Wednesday, July 13, 2016

Some reflections on Virgil's Georgics

In the eighteenth and nineteenth centuries, farmers--at least those farmers who could read--spent their Sunday afternoons reading from either the Bible or from Virgil's Georgics. That farmers read from the Bible is probably not too surprising. But while the Georgics might be a surprising choice for farmers in terms of its antiquity, it certainly wasn't surprising in terms to its subject: which is, of course, agriculture. It's a little shamefacedly, in fact, that I admit never actually having read through the entire work. I thought that it was finally time to address this lacuna, and so I set about doing so these past few weeks.

And what did I think? Like Virgil's Aeneid--which, I hasten to add, I have read--the Georgics is masterfully, beautifully written. The Georgics isn't simply idyllic and agricultural either. I found that there is a purposefulness to its narrative, with the pastoral beauty and orderliness of the cultivated countryside set against troubling civil unrest and general human dissipation. 

As much as Virgil sings of Bacchus, the "Father of the wine-press," for

all things here
Teem with the bounties of thy hand; for thee
With viny autumn laden blooms the field,
And foams the vintage high with brimming vats

that much Virgil also laments that "Bacchus even to crime hath prompted..." Virgil decries that the bountiful fruits of the cultivated land lead man

with havoc [to fall]
Upon a city and its hapless hearths,
From gems to drink, on Tyrian rugs to lie;
This hoards his wealth and broods o'er buried gold;
One at the rostra stares in blank amaze;
One gaping sits transported by the cheers,
The answering cheers of plebs and senate rolled
Along the benches: bathed in brothers' blood
Men revel, and, all delights of hearth and home
For exile changing, a new country seek
Beneath an alien sun.  

The tension of the Georgics, I think, is between the abundance that comes from hard work and the dissipation that seems inevitably to follow from the enjoyment of that abundance, both in the life of a single man and evidently in the life of an entire society. 

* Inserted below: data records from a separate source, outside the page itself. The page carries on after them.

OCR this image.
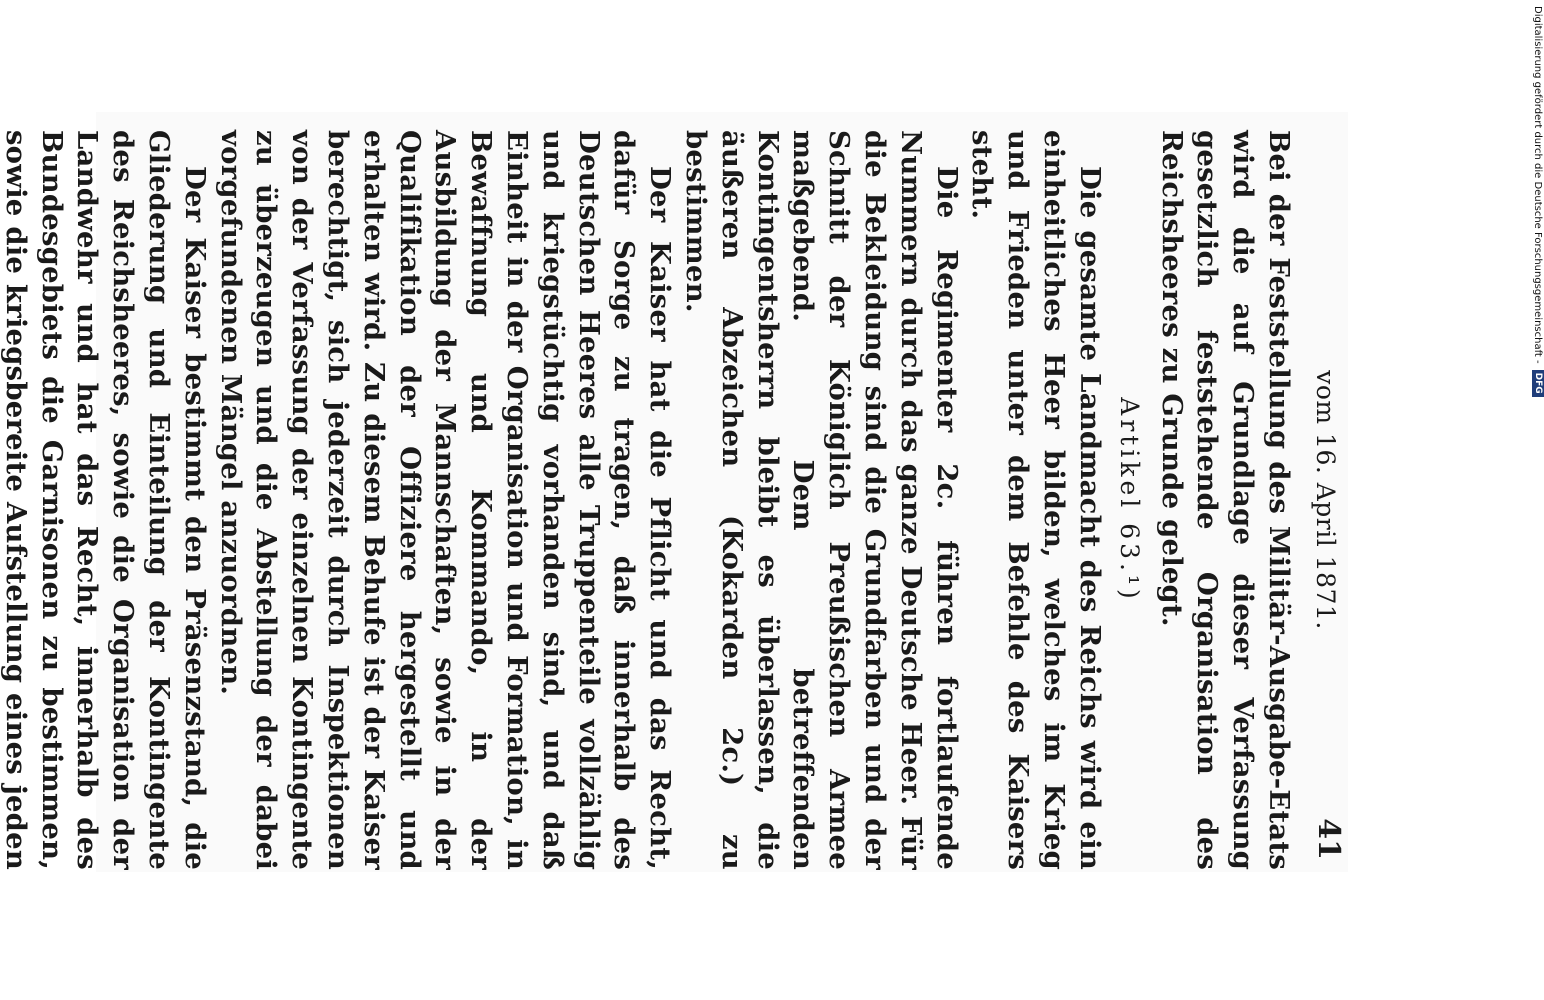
vom 16. April 1871.
41

Bei der Feststellung des Militär-Ausgabe-Etats wird die auf Grundlage dieser Verfassung gesetzlich feststehende Organisation des Reichsheeres zu Grunde gelegt.

Artikel 63.¹)

Die gesamte Landmacht des Reichs wird ein einheitliches Heer bilden, welches im Krieg und Frieden unter dem Befehle des Kaisers steht.

Die Regimenter 2c. führen fortlaufende Nummern durch das ganze Deutsche Heer. Für die Bekleidung sind die Grundfarben und der Schnitt der Königlich Preußischen Armee maßgebend. Dem betreffenden Kontingentsherrn bleibt es überlassen, die äußeren Abzeichen (Kokarden 2c.) zu bestimmen.

Der Kaiser hat die Pflicht und das Recht, dafür Sorge zu tragen, daß innerhalb des Deutschen Heeres alle Truppenteile vollzählig und kriegstüchtig vorhanden sind, und daß Einheit in der Organisation und Formation, in Bewaffnung und Kommando, in der Ausbildung der Mannschaften, sowie in der Qualifikation der Offiziere hergestellt und erhalten wird. Zu diesem Behufe ist der Kaiser berechtigt, sich jederzeit durch Inspektionen von der Verfassung der einzelnen Kontingente zu überzeugen und die Abstellung der dabei vorgefundenen Mängel anzuordnen.

Der Kaiser bestimmt den Präsenzstand, die Gliederung und Einteilung der Kontingente des Reichsheeres, sowie die Organisation der Landwehr und hat das Recht, innerhalb des Bundesgebiets die Garnisonen zu bestimmen, sowie die kriegsbereite Aufstellung eines jeden

Digitalisierung gefördert durch die Deutsche Forschungsgemeinschaft -
DFG
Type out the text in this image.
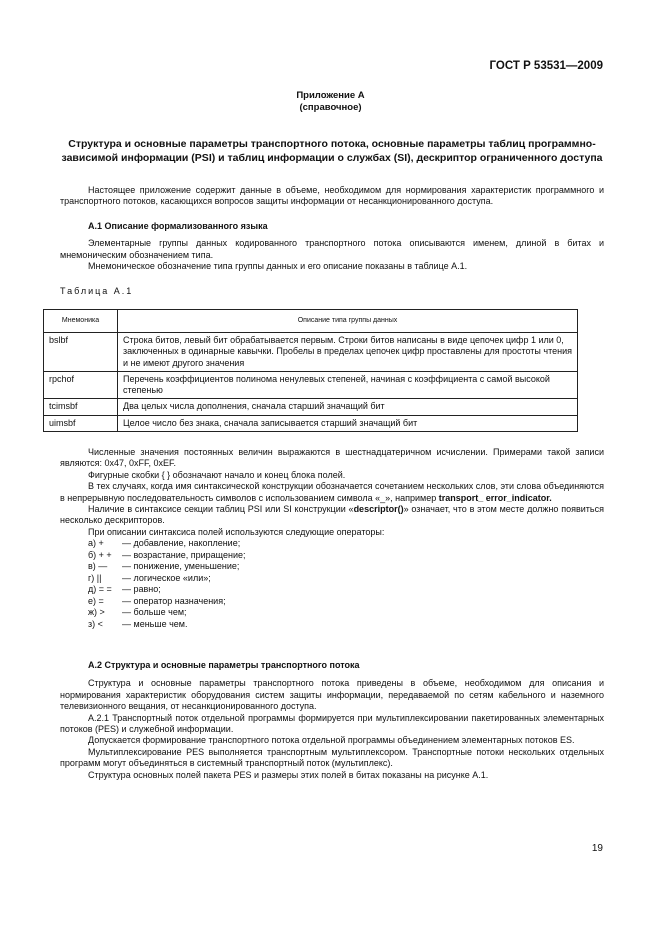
ГОСТ Р 53531—2009
Приложение А
(справочное)
Структура и основные параметры транспортного потока, основные параметры таблиц программно-зависимой информации (PSI) и таблиц информации о службах (SI), дескриптор ограниченного доступа

Настоящее приложение содержит данные в объеме, необходимом для нормирования характеристик программного и транспортного потоков, касающихся вопросов защиты информации от несанкционированного доступа.

А.1 Описание формализованного языка

Элементарные группы данных кодированного транспортного потока описываются именем, длиной в битах и мнемоническим обозначением типа.

Мнемоническое обозначение типа группы данных и его описание показаны в таблице А.1.

Таблица А.1
Мнемоника	Описание типа группы данных
bslbf	Строка битов, левый бит обрабатывается первым. Строки битов написаны в виде цепочек цифр 1 или 0, заключенных в одинарные кавычки. Пробелы в пределах цепочек цифр проставлены для простоты чтения и не имеют другого значения
rpchof	Перечень коэффициентов полинома ненулевых степеней, начиная с коэффициента с самой высокой степенью
tcimsbf	Два целых числа дополнения, сначала старший значащий бит
uimsbf	Целое число без знака, сначала записывается старший значащий бит

Численные значения постоянных величин выражаются в шестнадцатеричном исчислении. Примерами такой записи являются: 0x47, 0xFF, 0xEF.

Фигурные скобки { } обозначают начало и конец блока полей.

В тех случаях, когда имя синтаксической конструкции обозначается сочетанием нескольких слов, эти слова объединяются в непрерывную последовательность символов с использованием символа «_», например transport_ error_indicator.

Наличие в синтаксисе секции таблиц PSI или SI конструкции «descriptor()» означает, что в этом месте должно появиться несколько дескрипторов.

При описании синтаксиса полей используются следующие операторы:

а) +	— добавление, накопление;
б) + +	— возрастание, приращение;
в) —	— понижение, уменьшение;
г) ||	— логическое «или»;
д) = =	— равно;
е) =	— оператор назначения;
ж) >	— больше чем;
з) <	— меньше чем.

А.2 Структура и основные параметры транспортного потока

Структура и основные параметры транспортного потока приведены в объеме, необходимом для описания и нормирования характеристик оборудования систем защиты информации, передаваемой по сетям кабельного и наземного телевизионного вещания, от несанкционированного доступа.

А.2.1 Транспортный поток отдельной программы формируется при мультиплексировании пакетированных элементарных потоков (PES) и служебной информации.

Допускается формирование транспортного потока отдельной программы объединением элементарных потоков ES.

Мультиплексирование PES выполняется транспортным мультиплексором. Транспортные потоки нескольких отдельных программ могут объединяться в системный транспортный поток (мультиплекс).

Структура основных полей пакета PES и размеры этих полей в битах показаны на рисунке А.1.

19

In the last book, in contrast to man's inconstancy, Virgil praises the work of the bees, calling their honey "clear-strained nectar sweet," the "gift from heaven." He lauds their orderliness and the abundance they produce, all the while managing to maintain their stoic discipline as opposed to the vacillating, inconstant efforts of man. Human dynasties rise and fall, but for the bees 


Yet deathless doth the race endure, and still
Perennial stands the fortune of their line,
From grandsire unto grandsire backward told.

Of course, my favorite section is where Virgil talks about the work of the shepherd, for nothing symbolizes imminent pastoral disorder better than the capricious behavior of "pestering goats," among other creatures. Virgil's sage advice:

Hedges too must be woven and all beasts
Barred entrance, chiefly while the leaf is young
And witless of disaster.

The word very word "capricious" is derived from caper, capri, Latin for "goat," and Virgil writes regarding the "venom-bite/ Of their hard teeth, whose gnawing scars the hard stem":

For no offence but this to Bacchus bleeds
The goat at every altar...
*******
Therefore to Bacchus duly will we sing
Meet honour with ancestral hymns, and cates
And dishes bear him; and the doomed goat
Led by the horn shall at the altar stand,
Whose entrails rich on hazel-spits we'll roast.

Indeed, I can identify. But I can also identify with Virgil's rhapsodizing over goats' "plenteous store of milk" and their "plump udders clogged":


The more each dry-wrung udder froths the pail,
More copious soon the teat-pressed torrents flow.

And again,


What they milk at dawn,
Or in the daylight hours, at night they press;
What darkling or at sunset, this ere morn
They bear away in baskets- for to town
The shepherd hies him- or with dash of salt
Just sprinkle, and lay by for winter use.

Ultimately, I suppose, Virgil is saying that the order that we impose on nature through agricultural endeavors, and the abundance that results, is always in danger of impending disaster, not so much from the the capriciousness of nature--be it weather, disease, or the ravaging of goats--as from the capriciousness of ourselves.

"This law of life... by the bees obeyed," in other words, is not always something we ourselves obey.

So, the Georgics is a good read, a meditation on free-will and the inconstancy of human beings ever caught between the enjoyment of our "rich acres" and "poverty's shrewd push." I highly recommend it!